# Codebase for Generating high-fidelity privacy-conscious synthetic patient data for causal effect estimation with multiple treatments

To generate patient variables using adapted ADS-GAN model, run 
python3 -m main_adsgan.py.

To generate patient outcome of the synthetic data, run the analysis.py file, and turn on switch TRAIN_OUTCOME_ESTIMATOR

### Code explanation

(1) data_loader.py
- Load original data

(2) preprocess.py
- Preprocess original data

(3) adsgan.py
- Generate synthetic data using the original data

(4) compute_wd.py
- Compute Wasserstein distance between original data and synthetic data

(5) compute_identifiability.py
- Compare Identifiability of original data from synthetic data

(6) main_adsgan.py
- Run Adapted ADS-GAN, report the performances of ADS-GAN in terms of Wasserstein Distance, Identifiability, and Distribution.

(7) OutcomeEstimator.py
- An estimator that learns mapping from patient variables to outcomes, determines the causal effects during learning, and generate patient outcomes using learned mapping and causal effects.

(8) eval_models.py
- Evaluate causal models using synthetic data

(9) utils.py
- Helper functions

### Command inputs:

-   iterations: Number of experiments iterations
-   lamda: Hyper-parameter to control the identifiability and quality of the synthetic data
-   h_dim: Number of hidden state dimensions
-   z_dim: Number of random state dimensions
-   mb_size: Number of mini-batch samples

Note that hyper-parameters should be optimized for different datasets.

### Example command

```shell
$ python3 main_adsgan.py --iterations 10000 --lamda 0.1 --h_dim 30
--z_dim 10 --mb_size 128
```

## Motivation
Modal validation is important for any research.

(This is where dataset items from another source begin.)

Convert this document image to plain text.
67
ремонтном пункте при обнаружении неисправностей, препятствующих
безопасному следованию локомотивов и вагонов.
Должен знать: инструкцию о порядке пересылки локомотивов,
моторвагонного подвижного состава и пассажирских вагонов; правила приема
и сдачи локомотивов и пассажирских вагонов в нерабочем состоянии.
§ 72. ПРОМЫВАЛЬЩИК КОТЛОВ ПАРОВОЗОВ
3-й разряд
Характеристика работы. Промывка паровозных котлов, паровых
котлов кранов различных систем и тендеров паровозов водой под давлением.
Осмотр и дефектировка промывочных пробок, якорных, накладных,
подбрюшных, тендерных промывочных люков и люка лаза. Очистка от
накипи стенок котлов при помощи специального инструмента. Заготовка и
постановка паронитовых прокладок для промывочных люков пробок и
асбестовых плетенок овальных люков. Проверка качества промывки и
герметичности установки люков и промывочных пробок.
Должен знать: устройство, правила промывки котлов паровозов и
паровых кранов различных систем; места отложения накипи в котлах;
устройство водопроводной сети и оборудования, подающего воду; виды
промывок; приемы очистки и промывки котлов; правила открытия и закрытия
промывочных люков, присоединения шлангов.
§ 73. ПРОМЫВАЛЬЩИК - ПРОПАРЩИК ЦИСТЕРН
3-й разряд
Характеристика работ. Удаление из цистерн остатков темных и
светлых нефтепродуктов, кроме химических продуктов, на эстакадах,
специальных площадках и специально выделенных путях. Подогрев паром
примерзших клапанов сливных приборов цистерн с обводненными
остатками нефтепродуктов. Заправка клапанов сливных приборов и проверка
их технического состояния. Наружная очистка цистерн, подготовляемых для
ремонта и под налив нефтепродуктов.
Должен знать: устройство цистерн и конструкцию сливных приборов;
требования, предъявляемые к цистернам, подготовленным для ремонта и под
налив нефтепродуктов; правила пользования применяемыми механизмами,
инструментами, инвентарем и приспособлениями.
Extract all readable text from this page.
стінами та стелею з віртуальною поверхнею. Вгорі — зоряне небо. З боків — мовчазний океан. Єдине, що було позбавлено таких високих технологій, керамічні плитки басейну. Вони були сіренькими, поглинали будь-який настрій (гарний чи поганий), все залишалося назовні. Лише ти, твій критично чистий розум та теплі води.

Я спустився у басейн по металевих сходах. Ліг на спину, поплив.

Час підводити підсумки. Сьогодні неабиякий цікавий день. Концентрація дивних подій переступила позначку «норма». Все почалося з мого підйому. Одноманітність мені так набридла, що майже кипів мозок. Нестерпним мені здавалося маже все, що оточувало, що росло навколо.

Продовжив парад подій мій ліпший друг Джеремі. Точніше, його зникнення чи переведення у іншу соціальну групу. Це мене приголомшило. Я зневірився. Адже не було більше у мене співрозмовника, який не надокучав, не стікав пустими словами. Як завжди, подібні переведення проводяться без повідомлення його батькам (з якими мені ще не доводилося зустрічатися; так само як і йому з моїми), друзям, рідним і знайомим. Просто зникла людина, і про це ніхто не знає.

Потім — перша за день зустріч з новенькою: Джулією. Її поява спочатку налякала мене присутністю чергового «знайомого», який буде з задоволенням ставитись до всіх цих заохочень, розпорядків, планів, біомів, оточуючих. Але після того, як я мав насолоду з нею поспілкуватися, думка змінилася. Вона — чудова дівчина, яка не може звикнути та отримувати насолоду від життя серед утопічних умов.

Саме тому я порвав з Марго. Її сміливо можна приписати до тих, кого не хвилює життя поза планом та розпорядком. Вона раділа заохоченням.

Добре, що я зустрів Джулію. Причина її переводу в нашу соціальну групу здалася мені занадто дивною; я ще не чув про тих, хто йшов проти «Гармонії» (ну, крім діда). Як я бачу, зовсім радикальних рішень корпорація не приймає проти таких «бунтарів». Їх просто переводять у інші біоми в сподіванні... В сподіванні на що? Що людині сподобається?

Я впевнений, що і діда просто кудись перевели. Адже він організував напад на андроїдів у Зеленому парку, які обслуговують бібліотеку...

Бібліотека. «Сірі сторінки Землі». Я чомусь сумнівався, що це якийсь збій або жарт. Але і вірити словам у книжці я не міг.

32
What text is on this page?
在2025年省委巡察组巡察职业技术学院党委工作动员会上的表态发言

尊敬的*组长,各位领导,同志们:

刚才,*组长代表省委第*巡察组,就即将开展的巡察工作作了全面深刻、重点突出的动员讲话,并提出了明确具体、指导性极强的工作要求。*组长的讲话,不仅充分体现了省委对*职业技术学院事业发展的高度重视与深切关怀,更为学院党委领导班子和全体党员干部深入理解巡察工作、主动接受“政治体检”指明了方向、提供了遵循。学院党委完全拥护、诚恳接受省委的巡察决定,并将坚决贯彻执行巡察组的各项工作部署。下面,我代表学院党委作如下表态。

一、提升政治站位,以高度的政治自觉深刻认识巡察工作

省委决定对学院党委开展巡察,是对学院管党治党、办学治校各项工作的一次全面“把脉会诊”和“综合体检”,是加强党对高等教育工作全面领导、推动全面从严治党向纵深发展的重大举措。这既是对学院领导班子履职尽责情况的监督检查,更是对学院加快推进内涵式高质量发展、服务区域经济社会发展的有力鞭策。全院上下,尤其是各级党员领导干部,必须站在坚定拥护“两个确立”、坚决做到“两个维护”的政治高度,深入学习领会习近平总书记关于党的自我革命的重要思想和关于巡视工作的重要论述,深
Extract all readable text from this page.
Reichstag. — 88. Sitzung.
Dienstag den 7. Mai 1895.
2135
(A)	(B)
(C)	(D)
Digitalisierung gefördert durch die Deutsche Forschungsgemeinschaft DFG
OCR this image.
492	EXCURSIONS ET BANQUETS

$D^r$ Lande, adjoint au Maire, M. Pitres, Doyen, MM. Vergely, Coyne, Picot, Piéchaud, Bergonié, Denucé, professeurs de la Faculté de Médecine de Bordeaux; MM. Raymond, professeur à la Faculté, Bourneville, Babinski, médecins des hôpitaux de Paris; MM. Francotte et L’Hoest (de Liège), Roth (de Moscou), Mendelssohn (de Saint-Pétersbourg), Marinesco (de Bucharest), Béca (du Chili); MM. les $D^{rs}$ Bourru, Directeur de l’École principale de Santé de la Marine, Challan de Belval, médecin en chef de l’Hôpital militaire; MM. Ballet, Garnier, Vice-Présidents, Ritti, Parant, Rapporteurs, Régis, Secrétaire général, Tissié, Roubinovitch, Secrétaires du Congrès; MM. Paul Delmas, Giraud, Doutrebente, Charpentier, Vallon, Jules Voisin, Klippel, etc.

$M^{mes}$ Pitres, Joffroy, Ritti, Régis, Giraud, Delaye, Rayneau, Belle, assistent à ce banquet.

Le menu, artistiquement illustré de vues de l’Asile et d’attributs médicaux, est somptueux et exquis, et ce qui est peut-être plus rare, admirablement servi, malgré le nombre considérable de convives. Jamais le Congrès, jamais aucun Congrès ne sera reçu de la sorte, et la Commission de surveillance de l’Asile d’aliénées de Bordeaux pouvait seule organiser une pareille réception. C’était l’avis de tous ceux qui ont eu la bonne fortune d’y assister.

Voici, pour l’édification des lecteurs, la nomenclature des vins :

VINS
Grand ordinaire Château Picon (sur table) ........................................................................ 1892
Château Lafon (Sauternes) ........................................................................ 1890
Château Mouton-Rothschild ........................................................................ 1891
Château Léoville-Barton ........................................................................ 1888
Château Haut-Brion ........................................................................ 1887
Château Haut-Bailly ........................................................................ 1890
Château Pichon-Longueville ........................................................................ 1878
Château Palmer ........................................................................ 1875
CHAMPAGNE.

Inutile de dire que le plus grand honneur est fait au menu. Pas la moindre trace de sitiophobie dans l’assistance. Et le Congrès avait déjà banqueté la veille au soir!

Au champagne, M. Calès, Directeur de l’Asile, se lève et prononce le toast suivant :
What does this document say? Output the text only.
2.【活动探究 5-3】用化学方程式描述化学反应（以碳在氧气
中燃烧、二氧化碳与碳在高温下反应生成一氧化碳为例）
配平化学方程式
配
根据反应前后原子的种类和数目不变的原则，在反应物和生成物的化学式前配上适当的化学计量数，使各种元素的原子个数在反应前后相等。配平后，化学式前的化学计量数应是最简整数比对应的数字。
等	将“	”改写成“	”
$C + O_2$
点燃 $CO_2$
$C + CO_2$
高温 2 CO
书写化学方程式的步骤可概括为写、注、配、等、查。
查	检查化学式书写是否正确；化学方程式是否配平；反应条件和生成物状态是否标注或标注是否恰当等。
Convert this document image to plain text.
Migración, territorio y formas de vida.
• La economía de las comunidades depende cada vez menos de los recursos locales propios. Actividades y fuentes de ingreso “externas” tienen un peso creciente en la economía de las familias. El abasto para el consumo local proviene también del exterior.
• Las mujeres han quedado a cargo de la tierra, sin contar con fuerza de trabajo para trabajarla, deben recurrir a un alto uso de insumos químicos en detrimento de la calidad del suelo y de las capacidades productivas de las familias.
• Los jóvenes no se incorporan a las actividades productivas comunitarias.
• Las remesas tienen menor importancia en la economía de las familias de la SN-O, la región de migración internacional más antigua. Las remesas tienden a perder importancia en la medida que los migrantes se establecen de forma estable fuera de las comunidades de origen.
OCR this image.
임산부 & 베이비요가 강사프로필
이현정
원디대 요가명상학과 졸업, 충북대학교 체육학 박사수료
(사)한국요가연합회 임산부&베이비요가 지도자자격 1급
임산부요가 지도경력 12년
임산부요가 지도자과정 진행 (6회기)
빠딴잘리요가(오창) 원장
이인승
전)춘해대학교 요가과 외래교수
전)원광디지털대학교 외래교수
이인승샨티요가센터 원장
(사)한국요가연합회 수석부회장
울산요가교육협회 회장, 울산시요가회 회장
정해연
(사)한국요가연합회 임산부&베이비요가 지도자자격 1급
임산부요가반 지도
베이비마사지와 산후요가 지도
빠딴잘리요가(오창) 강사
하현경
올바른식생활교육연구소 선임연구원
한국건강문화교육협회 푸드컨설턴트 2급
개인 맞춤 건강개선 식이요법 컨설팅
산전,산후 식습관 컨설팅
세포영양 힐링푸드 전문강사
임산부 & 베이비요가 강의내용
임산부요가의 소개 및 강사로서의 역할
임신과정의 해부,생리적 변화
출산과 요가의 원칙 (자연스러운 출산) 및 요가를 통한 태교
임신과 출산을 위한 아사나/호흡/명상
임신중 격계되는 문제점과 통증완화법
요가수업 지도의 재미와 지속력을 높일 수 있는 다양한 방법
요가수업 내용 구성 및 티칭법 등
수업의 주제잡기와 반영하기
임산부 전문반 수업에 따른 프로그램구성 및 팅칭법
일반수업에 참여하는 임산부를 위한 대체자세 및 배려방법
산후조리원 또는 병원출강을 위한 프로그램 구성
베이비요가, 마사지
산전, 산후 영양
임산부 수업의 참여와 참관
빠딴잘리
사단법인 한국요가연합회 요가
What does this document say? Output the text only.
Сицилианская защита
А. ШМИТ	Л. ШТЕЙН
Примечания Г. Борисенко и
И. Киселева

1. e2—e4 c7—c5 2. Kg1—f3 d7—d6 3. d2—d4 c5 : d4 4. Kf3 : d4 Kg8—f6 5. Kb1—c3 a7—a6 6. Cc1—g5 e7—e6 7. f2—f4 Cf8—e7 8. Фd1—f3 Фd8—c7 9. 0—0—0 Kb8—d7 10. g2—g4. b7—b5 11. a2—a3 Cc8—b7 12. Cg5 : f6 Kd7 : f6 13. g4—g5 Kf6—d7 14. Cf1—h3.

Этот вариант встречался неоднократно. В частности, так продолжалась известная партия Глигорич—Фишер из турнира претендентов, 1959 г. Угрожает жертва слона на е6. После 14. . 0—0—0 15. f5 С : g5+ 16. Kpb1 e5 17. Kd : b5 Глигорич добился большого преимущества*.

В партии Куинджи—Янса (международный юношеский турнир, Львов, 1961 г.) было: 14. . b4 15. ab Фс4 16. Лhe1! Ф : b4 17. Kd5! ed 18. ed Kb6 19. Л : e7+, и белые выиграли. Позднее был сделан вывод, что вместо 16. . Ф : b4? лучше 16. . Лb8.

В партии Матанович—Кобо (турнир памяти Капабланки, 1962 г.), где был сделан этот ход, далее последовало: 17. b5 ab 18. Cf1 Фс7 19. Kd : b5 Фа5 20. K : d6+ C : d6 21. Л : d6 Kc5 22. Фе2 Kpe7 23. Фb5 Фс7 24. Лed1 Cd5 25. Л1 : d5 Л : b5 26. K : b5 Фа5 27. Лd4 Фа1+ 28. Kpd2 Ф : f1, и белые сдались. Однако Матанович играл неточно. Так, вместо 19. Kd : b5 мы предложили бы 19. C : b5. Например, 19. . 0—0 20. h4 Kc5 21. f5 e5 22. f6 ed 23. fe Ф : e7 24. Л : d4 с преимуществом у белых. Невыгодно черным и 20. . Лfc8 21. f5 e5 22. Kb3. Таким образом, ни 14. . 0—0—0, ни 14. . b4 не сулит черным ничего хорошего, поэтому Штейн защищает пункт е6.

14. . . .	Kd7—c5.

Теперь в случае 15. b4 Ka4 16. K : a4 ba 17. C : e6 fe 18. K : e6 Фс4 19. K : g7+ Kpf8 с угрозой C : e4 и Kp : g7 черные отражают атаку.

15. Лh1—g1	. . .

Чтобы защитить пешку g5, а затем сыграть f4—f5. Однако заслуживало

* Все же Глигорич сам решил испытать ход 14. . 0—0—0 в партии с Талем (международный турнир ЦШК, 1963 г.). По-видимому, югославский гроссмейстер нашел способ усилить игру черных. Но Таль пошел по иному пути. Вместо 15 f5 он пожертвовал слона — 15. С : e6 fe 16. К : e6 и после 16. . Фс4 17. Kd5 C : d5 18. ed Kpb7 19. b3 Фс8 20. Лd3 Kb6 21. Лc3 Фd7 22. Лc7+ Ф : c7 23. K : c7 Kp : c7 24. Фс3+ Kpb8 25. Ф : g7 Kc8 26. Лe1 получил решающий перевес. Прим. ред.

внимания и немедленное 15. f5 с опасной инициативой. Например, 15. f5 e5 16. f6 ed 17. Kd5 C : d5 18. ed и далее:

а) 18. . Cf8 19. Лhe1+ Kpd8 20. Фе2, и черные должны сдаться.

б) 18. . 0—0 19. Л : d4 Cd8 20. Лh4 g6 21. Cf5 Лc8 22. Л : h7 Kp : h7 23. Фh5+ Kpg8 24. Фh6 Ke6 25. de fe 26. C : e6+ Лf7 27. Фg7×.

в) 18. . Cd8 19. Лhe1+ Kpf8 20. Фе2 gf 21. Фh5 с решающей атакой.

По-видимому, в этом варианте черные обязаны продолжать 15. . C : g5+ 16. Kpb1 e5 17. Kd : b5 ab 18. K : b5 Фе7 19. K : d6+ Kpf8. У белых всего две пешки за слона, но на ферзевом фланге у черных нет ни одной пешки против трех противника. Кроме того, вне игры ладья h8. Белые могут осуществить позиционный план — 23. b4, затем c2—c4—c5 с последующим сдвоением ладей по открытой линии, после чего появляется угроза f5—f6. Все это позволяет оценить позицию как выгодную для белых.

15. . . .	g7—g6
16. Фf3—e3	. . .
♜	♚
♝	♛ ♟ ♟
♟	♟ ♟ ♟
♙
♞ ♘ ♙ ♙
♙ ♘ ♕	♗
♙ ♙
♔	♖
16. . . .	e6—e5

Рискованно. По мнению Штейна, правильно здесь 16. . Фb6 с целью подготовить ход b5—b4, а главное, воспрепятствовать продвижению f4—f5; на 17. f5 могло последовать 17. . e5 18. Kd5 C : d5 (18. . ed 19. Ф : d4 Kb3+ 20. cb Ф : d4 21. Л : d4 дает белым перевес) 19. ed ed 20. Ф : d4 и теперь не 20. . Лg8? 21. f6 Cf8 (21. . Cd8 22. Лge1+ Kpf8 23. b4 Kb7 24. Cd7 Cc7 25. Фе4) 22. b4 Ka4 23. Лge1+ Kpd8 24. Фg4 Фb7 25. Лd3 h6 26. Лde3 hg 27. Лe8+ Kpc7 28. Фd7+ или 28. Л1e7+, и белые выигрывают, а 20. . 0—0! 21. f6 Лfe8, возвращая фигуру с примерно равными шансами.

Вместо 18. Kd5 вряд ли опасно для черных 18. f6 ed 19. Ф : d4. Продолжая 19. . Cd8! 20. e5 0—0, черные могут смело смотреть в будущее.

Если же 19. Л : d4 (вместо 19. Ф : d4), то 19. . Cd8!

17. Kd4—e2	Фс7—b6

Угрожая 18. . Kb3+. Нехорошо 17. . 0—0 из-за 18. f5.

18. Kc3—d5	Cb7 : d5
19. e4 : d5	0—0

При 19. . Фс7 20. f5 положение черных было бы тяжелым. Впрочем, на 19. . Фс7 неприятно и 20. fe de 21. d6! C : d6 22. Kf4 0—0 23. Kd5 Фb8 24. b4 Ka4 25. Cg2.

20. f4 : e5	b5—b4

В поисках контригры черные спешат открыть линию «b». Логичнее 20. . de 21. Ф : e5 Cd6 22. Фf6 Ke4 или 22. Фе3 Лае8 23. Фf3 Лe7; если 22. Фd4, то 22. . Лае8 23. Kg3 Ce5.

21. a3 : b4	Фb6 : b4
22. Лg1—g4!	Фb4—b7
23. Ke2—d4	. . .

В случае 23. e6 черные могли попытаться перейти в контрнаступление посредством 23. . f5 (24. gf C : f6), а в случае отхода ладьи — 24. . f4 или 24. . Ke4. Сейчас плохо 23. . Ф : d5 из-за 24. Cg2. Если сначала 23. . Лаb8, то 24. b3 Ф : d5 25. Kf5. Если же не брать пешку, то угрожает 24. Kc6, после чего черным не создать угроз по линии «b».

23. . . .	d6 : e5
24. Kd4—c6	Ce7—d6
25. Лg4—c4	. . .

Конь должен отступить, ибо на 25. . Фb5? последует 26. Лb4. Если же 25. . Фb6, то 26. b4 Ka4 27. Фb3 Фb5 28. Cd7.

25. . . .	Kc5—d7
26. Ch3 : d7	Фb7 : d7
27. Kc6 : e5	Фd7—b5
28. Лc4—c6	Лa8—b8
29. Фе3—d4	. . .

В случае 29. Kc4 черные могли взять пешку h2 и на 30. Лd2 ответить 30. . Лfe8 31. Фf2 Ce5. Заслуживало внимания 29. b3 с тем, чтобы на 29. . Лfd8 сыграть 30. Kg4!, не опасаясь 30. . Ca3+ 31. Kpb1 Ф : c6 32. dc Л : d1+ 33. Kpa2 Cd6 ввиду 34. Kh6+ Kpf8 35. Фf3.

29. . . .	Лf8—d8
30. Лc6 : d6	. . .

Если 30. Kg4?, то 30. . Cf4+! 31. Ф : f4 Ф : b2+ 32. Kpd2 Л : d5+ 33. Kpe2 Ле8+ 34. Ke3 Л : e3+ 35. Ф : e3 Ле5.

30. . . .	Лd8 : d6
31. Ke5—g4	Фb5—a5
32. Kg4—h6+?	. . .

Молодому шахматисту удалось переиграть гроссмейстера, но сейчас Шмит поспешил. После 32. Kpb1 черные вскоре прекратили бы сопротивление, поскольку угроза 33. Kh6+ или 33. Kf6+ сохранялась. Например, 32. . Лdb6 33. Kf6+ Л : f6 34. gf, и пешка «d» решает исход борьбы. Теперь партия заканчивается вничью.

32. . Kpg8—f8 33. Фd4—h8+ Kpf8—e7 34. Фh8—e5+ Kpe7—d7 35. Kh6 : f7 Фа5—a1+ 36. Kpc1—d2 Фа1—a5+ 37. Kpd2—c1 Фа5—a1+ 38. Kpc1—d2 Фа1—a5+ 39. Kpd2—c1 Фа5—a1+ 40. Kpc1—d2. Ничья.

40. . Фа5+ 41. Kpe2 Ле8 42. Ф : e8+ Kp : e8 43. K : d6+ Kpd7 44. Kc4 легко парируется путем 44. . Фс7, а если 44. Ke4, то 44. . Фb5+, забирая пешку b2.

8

In data science, a large body of work focuses on testing and validating machine learning models. However, in causal inference, model validation is difficult because modern causal inference is based on the potential outcome framework, in which the ground truth of causal effects is unknown. Researchers in this field need data with ground truth that is as realistic as possible to evaluate and validate their models.

## Existing work
* Real datasets: IHDP, LIBIDD etc.
* Toy dataset with several variables and a simple data generation process.
* Work to generate EHRs.
* Work to generate patient outcomes (learn mapping from real data and use it to generate outcome).

## Our aim
We aim to create a synthetic dataset for a specific disease based on an insurance company's patient claim data (tabular data), with the following three goals: (1) make the dataset as realistic as possible; (2) generate treatment outcomes so that the causal effects are known; and (3) carry no information about any individual patients so that the data can be made available to the public (Data privacy policy of the insurance company).

## Our approach
* STEP 1: Patient variable generation using GAN.
* STEP 2: Fit a neural network to predict outcome. 
* STEP 3: Calculate outcomes for generated covariates using the trained network.
* STEP 4: Use the synthetic data to test some established causal inference algorithms (propensity score matching, doubly robust estimators etc.)